Gazeteci Jeffrey Goldberg, ABD Başkanı Barack Obama ile yaptığı özel görüşmelerin ardından yazdığı ‘Obama Doktrini’ makalesinde Suriye krizinde ABD’nin önceliklerinin nasıl değiştiğini anlattı.

Fotoğraf: Reuters
Hürriyet’ten Tolga Tanış’ın Atlantic dergisinde yayınlanan 19 sayfalık makaleden aktardığına göre, 2014’te Musul’un IŞİD’in eline geçmesi ve üç Amerikalının başının kesilmesi ABD’nin Suriye’deki önceliğini Suriye Devlet Başkanı Esad’tan IŞİD’e yöneltti.
Goldberg, ABD Başkanı Barack Obama’nın Ortadoğu politikasını ele alırken en önemli kırılma noktasının Ağustos 2013’te Şam’ın doğusunda yaşanan kimyasal silah saldırısı olduğunu belirtti.
Obama’nın daha önce Suriye’de kimyasal silah kullanılmasını ‘kırmızı çizgi’ saydığı halde Suriye’yi vurmayı reddetmesinin Amerikan dış politikasının kalıplarını yıkmak anlamına geldiğini savundu ve Obama’nın “Bundan gurur duyduğunu” aktardı.
‘Obama Suriye’ye girmeyerek özgürleşti’
Suriye’de kimyasal silah kullanıldığının ortaya çıkmasının ardından, Obama’nın müdahale etme kararında topu Kongre’ye attığını hatırlatan Goldberg, Obama’nın “Washington’da başkanların riayet edecekleri varsayılan oyun kuralları vardır” dediğini kaydetti.

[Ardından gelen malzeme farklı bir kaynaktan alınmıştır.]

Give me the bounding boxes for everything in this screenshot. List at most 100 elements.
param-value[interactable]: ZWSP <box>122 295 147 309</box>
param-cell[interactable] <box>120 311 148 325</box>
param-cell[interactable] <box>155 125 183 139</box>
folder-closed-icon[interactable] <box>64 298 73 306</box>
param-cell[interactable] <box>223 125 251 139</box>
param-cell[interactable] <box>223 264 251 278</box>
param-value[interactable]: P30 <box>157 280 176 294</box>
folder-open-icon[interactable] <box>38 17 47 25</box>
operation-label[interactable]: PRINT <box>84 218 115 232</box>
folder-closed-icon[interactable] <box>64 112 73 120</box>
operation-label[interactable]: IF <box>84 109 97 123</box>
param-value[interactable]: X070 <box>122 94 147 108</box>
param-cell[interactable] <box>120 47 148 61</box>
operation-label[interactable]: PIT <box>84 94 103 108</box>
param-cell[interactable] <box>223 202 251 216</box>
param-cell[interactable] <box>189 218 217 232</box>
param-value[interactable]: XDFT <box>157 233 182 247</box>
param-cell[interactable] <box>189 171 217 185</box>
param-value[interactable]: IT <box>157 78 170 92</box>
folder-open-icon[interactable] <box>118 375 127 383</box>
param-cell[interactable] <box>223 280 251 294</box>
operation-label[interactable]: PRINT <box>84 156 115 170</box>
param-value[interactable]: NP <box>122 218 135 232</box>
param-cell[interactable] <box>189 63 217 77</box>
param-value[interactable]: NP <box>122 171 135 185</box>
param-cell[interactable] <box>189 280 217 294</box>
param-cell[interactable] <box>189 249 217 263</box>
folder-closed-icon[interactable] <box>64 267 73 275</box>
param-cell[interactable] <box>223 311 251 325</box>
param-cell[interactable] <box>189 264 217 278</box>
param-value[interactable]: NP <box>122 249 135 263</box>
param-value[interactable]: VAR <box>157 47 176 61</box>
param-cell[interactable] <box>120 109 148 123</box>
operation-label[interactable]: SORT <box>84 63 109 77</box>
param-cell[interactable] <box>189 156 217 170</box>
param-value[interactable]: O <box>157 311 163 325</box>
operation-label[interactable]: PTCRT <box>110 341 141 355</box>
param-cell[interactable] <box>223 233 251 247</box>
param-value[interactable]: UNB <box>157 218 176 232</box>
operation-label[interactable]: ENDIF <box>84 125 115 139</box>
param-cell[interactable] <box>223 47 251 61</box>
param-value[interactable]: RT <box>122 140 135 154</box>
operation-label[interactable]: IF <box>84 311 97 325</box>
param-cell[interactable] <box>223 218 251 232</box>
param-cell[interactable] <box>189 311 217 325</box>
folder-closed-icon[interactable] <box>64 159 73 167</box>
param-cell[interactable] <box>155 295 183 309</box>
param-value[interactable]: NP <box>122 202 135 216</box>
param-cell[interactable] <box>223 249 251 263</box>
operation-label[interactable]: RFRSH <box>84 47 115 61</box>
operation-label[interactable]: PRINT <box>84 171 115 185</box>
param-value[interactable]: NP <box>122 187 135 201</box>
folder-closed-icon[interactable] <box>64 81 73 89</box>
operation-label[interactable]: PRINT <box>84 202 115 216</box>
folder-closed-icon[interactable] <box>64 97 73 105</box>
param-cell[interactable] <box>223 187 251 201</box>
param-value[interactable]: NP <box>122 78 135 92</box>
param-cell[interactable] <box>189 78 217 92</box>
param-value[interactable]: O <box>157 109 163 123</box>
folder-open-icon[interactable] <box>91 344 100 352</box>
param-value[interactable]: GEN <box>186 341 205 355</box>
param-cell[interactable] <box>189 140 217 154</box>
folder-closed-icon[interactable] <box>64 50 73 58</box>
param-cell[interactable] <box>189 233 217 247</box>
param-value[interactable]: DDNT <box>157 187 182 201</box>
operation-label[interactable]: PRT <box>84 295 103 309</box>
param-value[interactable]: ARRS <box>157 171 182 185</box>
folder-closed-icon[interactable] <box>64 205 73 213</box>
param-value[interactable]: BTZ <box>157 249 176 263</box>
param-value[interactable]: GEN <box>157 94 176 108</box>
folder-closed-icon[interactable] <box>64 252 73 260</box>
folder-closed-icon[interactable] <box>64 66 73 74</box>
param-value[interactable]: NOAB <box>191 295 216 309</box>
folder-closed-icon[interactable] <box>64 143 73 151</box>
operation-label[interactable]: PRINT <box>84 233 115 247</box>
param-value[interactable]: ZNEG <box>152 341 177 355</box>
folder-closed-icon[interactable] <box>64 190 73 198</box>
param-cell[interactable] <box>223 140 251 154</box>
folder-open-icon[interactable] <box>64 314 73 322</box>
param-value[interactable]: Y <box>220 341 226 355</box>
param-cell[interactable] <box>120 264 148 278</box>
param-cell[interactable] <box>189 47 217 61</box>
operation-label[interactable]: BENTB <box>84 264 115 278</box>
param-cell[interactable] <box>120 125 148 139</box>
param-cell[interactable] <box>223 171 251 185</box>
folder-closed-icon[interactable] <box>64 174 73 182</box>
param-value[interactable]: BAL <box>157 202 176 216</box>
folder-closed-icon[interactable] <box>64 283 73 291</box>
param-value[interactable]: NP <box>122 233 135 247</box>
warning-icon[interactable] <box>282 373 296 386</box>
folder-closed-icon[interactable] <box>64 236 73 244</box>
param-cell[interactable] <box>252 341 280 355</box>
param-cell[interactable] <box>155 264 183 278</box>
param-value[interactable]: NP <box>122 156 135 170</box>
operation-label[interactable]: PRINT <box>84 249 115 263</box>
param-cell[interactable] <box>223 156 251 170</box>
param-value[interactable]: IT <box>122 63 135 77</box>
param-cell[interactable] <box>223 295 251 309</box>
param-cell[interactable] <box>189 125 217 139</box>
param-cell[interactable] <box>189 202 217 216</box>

Ancak Goldberg’e göre, ‘oyunun kuralları’na uymayan ‘kırmızı çizgisi’nin kimyasal silahlar olduğunu söyleyip ardından Suriye’yi bombalamama kararı alan Obama’ydı. Goldberg, Obama’nın bu kurallara uymayarak, ‘özgürleştiğini’ yazdı.
Goldberg, “Tarih belki 30 Ağustos 2013 tarihini, Obama’nın ABD’yi felaket bir Müslüman içsavaşına sokmadığı ve İsrail, Türkiye ve Ürdün’e yönelik kimyasal saldırı riskini ortadan kaldırdığı gün olarak kaydedecek. Ya da Ortadoğu’yu ABD’nin elinden, Rusya, İran ya da IŞİD’in eline bıraktığı gün olarak hatırlayabilir” yorumunda bulundu.